Scwhip scwhip scwhip scwhiiiip.
Bunu düşünürken bile mekanik olarak mızraklarımı fırlatmaya devam ettim. Hava Bombasının etkisi nedeniyle sallanan bir Altın Wyvern dengesiz bir şekilde Kovilan Dağları’na doğru uçuyordu ve imparatorluğun Gök Şövalyeleri arkasını koruyordu. Sayıları kısa sürede yarı yarıya azaldı.
‘Gerçekten tehlikeliydi.’
Eğer Temir Skyknight’lar tam zamanında ortaya çıkmasaydı, sadece ben hayatımı kaybetmekle kalmayacak, Denfors da düşecekti.
Bir dizi komut vermek için kaskımı tekrar taktım. “1. ve 2. Uçuşlar düşmanı aynı anda takip edecek. Yakın mesafe savaşına girmeyin. Menzilden ateş etmeniz yeterli. 3. Uçuş ise şehirde kalıp Sir Derval’e düşman kalıntılarını temizlemede yardım etmek olacak.”
“Emir ettiğin gibi!”
Ben farkına bile varmadan Denfors’un üzerinde yaşanan savaş sona eriyordu. Igis’in önderliğindeki İmparatorluk Gök Şövalyelerinin koordinasyonu ve Temir Gök Şövalyelerinin yardımıyla, düşman ejderlerinin çoğu vurulmuştu. Ancak bölgedeki ejderlerin çoğunun da yerde olduğunu görebiliyordum. Kalbim ağrıyordu ama burada duramazdım. Hala kaçan düşmanları mümkün olduğu kadar taciz edip içlerine korku tohumu ekme meselesi vardı. Bugün oynamam planlanan kötü rol buydu.
‘Derval gerisini halledecek.’
İmparatorluğun ejderleri kuyruklarını kıvırıp kaçtıklarında, aşağıdaki kara birlikleri tüm savaşma isteklerini tamamen kaybettiler. Silahlarını bir kenara bırakıp teslim olanların yanı sıra her yöne dağılanlar da vardı. 200.000 gerçekten şaşırtıcı bir rakamdı. Ancak zavallı piçler, buraya gelmek için geçtikleri köprülerin çoktan yıkıldığının ve onlara yalnızca iki kader kaldığını bilmiyorlardı: açlıktan ölene kadar ovalarda mücadele etmek ya da esir olmak.
GUOOOOOOOOOO!
Bebeto’nun dizginlerini çevirdim ve onu Prens’in kaçtığı doğuya doğru yönlendirdim.

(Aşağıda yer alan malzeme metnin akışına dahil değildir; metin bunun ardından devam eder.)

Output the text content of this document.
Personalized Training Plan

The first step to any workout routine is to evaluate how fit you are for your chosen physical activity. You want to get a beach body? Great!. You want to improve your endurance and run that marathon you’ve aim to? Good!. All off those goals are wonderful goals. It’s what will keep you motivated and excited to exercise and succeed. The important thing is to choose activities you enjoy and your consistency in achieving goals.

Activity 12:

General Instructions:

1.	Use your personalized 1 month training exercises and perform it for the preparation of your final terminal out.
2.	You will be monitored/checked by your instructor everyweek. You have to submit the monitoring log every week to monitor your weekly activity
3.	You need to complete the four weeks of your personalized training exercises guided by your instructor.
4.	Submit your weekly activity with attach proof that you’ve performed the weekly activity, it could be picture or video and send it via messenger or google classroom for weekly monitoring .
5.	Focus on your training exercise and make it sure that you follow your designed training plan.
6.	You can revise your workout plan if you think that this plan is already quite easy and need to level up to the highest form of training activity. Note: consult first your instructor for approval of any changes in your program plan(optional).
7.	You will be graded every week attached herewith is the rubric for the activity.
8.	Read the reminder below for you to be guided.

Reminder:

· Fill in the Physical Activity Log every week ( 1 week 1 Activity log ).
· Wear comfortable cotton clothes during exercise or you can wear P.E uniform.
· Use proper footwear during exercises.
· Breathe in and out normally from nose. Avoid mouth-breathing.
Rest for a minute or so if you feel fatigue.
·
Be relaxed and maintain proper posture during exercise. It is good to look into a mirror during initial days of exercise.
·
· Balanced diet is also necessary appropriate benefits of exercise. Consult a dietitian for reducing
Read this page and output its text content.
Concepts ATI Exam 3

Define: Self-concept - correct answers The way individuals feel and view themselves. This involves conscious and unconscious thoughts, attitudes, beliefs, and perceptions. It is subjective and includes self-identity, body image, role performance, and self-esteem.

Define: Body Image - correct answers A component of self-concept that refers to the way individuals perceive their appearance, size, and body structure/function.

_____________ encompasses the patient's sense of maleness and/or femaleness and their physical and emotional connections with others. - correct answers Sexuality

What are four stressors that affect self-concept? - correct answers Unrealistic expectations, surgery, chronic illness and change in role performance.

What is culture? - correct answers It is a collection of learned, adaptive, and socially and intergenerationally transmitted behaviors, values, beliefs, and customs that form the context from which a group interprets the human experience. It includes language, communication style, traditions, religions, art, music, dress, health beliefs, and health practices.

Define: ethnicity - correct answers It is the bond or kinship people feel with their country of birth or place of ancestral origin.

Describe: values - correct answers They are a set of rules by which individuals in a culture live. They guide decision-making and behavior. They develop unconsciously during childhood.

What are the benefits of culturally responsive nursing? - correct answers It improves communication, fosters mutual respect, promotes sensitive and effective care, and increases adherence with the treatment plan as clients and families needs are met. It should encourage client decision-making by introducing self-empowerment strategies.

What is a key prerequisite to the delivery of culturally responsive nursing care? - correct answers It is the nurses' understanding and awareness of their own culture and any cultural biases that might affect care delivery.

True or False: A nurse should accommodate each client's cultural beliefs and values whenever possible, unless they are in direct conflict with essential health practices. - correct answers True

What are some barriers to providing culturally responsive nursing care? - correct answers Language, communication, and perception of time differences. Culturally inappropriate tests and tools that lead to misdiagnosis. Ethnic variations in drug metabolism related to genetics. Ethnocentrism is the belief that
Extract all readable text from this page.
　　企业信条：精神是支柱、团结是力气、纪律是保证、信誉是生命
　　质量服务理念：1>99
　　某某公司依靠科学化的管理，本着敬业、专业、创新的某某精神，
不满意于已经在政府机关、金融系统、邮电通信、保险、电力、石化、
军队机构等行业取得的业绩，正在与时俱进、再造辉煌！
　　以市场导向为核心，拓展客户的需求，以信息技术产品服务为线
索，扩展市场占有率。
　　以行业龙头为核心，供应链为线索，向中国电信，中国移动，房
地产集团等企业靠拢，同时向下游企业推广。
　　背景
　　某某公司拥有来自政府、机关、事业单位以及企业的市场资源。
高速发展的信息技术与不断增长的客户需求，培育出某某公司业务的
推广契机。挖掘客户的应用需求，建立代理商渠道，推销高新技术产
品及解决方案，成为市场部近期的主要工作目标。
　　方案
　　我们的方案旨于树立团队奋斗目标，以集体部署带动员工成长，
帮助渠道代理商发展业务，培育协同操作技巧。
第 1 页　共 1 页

Dişsiz bir aslanı avlama zamanı yaklaşmıştı ve ben avın tadını çıkarmaya niyetliydim.
Bugün askerlerimin çektiği acılar… Ben de onlara karşılık verecektim… kat kat artmıştı.
* * *
Prens Alskane, yakınında patlayan Hava Bombasından dolayı hâlâ kafasının çınladığını hissedebiliyordu. Yaşamak için dizginleri kavrarken dudaklarından acı dolu bir inilti çıktı.
Vaaay! KYAAAAAAAAK!
Neler olup bittiğini bilmiyordu ama yolu göstermek için önden giden Gökyüzü Şövalyeleri’ni takip etmek için harekete geçti… Sonra ejderlerin acı dolu çığlıklarını tekrar tekrar duydu.
Bu korkuydu. Hayatında ikinci kez ölüm korkusunu hissetti.
Damlama.
Ejderinin tepesinde Prens Alskane’in pantolonundan idrar damlıyordu.
Zihni boştu. Onu yakalayan tek şey, rahat nefes alabileceği güvenli bir yere duyduğu umutsuz ihtiyaçtı.
* * *
“Teslim olmak! Silahını atıp teslim olanlara yaraları tedavi edilecek, tutuklu muamelesi yapılacak! Ancak direnen herkes bıçaklanarak öldürülecek!” Dağılmış imparatorluk birliklerinin üzerinde uçarken manasıyla bir Gökyüzü Şövalyesi bağırdı.
Schwiiiiiiiip. Vaaay!
“KYAAAK!”
“Ahhh!”
Teslim olma ihtarını aldıktan sonra bile silahlarını bırakmadan kaçmaya devam eden şövalyelere veya askerlere balista okları uçuyordu. İmparatorluğun askerleri, kaçarken bile eğitildikleri gibi düzen içindeydiler, ancak inanılmaz hızlarda uçan ve yoldaşlarının hayatlarını soyan oklar, aynı zamanda üstlerinden gelen teslim olma uyarısı ile birlikte sonuncuyu da tamamen ezdi. savaşma isteğinin kalıntıları.
Çıngırak! Takırtı!
Bir dürtüyle kaçmışlardı ama son güçleri de kuruduğunda adamlar silahlarını birer birer bırakıp diz çöktüler. Ancak güçlü bir gurura sahip şövalyeler ve süvariler, atlarını çalıştırmak veya Mana Step ile kaçmak için ellerinden geleni yaptılar.
Scwhip. BAM!
Yukarıdaki Gökyüzü Şövalyeleri’nin cezaları üzerlerine acımasızca yağdı.
Neeeeigh.
Yanlış ustayla karşılaşacak kadar şanssız olan atlar, binicilerinin içinden geçen mızrakların sırtlarından delip geçtiği son bir kişneme salıverdiler.
güm güm güm güm güm.
Buna rağmen süvariler durmadı.
Bunlardan üç bini hâlâ hayattaydı. Skyknights’ın yardımı olmasa bile atlarını koştururlarsa bu cehennemden hâlâ kaçabileceklerini düşünüyorlardı.
Ancak süvariler ve şövalyeler, geçmeyi umdukları köprülerin artık Nerman’da var olduğunu bilmiyorlardı.